Durante il periodo delle elementari cominciano i primi esperimenti di modifica sui modellini con cui Luca si divertiva a giocare con gli amici. “Smontare e modificare” erano le parole d’ordine in quell’universo dove fantasia e realtà si intrecciavano ancora.

Così, a quell’epoca, nascevano anche i primi disegni di auto “diverse”, di auto “inventate”, di auto che erano nella testa di Luca Mazzanti. La passione per le corse automobilistiche continua e in questi anni si affina verso le “Gruppo C” protagoniste delle gare di durata, come la mitica 24ore di Le Mans. Tutte queste attività, ancora vissute come un gioco da bambino, non fanno che fortificare il sentimento di passione per le auto. Dopo poco, nonostante la giovane età, Luca comincia a visitare sempre più spesso la carrozzeria del padre a Pistoia.
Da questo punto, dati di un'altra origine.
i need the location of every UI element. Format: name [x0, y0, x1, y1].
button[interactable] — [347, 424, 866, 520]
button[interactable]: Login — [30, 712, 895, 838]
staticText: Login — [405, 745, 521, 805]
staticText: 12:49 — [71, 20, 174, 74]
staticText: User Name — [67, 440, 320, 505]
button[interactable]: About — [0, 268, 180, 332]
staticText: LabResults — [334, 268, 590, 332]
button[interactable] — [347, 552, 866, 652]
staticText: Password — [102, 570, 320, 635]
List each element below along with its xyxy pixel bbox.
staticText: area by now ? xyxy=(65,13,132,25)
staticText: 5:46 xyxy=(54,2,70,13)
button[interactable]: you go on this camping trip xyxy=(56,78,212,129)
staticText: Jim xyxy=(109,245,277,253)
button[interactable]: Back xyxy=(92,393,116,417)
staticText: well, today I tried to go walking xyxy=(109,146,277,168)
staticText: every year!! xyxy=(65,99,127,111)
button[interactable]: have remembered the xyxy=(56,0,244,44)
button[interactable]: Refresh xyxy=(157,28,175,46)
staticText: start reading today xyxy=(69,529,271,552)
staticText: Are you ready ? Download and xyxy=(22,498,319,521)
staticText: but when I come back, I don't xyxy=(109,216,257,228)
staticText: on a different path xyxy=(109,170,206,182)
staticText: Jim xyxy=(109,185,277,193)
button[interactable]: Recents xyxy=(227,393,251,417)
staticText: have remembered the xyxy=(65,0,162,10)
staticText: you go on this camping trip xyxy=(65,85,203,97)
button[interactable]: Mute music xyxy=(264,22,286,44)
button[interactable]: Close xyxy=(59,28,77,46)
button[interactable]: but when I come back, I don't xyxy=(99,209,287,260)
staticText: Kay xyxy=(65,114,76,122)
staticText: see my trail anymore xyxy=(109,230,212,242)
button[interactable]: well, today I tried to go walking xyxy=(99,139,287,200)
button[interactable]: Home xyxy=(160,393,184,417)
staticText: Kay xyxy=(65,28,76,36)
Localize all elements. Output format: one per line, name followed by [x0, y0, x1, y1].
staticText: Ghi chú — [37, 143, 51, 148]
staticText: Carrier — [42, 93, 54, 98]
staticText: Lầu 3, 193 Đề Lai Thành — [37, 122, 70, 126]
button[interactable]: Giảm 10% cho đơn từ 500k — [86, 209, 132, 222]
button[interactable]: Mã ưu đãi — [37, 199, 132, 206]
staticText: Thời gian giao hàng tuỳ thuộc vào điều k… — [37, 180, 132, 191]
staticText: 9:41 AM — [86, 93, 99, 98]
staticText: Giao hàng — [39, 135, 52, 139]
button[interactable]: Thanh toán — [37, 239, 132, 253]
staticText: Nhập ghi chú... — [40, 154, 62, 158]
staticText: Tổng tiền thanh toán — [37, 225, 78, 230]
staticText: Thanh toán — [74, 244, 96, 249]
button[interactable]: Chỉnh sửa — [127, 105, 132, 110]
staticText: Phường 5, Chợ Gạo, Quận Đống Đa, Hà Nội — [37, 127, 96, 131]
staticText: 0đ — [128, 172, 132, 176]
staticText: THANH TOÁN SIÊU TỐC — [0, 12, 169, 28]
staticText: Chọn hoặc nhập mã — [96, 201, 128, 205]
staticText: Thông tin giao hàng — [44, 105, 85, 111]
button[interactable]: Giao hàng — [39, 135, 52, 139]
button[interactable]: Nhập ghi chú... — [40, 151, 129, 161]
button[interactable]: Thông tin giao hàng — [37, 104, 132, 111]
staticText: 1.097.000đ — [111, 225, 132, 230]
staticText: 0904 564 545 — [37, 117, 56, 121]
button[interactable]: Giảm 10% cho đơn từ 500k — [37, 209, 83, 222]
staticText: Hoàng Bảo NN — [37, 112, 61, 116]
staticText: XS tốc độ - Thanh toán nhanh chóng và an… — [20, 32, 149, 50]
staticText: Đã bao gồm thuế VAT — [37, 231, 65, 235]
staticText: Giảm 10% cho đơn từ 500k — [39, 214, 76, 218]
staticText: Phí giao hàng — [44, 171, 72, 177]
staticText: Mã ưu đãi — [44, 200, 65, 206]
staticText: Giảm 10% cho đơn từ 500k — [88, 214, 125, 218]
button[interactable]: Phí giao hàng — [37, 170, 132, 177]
In questi anni, la passione per le moto da cross sopperisce la prematura passione per le auto, dato che alla patente mancavano ancora parecchi anni. Così Luca modifica il suo motorino da cross e inizia ad allenarsi nei campi del nonno contadino. A questa età il comune denominatore che spingeva Luca era la voglia della velocità, che poteva essere trasmessa da qualsiasi mezzo a due o a quattro ruote.